Cloudmesh cc comes with an example workflow that runs Cloudmask, which is a program that develops a model to classify sections of satellite images. Information regarding Cloudmask can be found at https://github.com/laszewsk/mlcommons/tree/main/benchmarks/cloudmask#readme

Running the Cloudmask Workflow on Rivanna

To execute the workflow on UVA’s HPC supercomputer, Rivanna, first ensure that your UVA Computing ID is set with the following command, replacing the X’s with your ID:

me@mycomputer $ cms set username=XXXXXX

We assume you have properly configured the UVA VPN by following the steps located at https://in.virginia.edu/vpn. The steps include installing a digital certificate and installing Cisco VPN; please follow them fully.

Additionally, you must have used ssh-copy-id XXXXXX@rivanna.hpc.virginia.edu to automate the password login to Rivanna, as well as have set up a proper ssh-agent on your local computer, for your ssh-key. We also assume that, if your local machine runs Windows, that your Git Bash is set to use only LF line endings.

Then, clone the mlcommons repository on your local machine and run the workflow:

me@mycomputer $ cd ~/cm
me@mycomputer $ git clone --config core.autocrlf=false https://github.com/laszewsk/mlcommons.git
me@mycomputer $ cd mlcommons
me@mycomputer $ pytest -v -x --capture=no benchmarks/cloudmask/target/rivanna-cloudmesh-cc/rivanna/run_cloudmask_workflow.py

The workflow iterates through the five GPUs available on Rivanna— A100, V100, P100, RTX2080, and K80— and runs the program three times on each GPU. Each run trains the model with 10, 30, and 50 epochs for benchmarking.

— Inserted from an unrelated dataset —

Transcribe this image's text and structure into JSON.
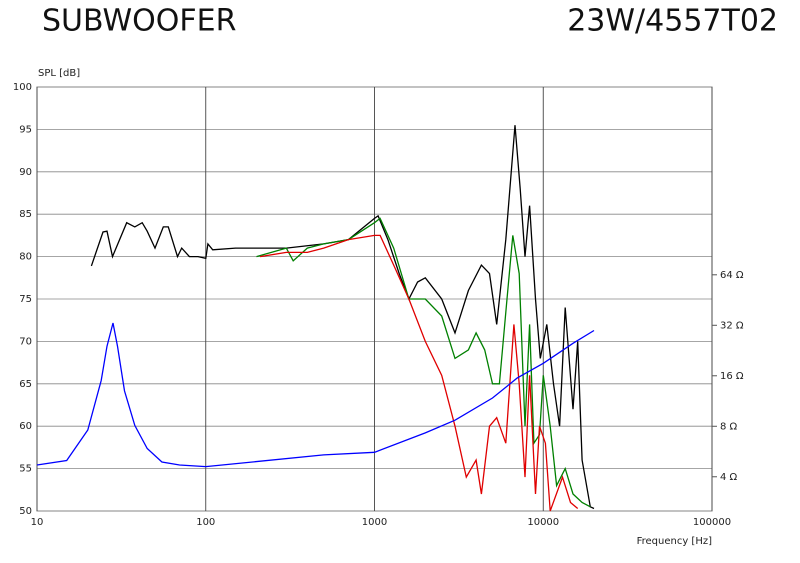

Upon completing a run, the logs and benchmarks of the program can be found in the target folder:

me@mycomputer $ ssh rivanna
rivanna $ cd /scratch/$USER/mlcommons/benchmarks/cloudmask/target

Additionally, the generated .h5 model file can be found in the home directory:

rivanna $ cd ~/sciml_bench/outputs/slstr_cloud/

The program may take a while to run if the resources on Rivanna are being used by other jobs.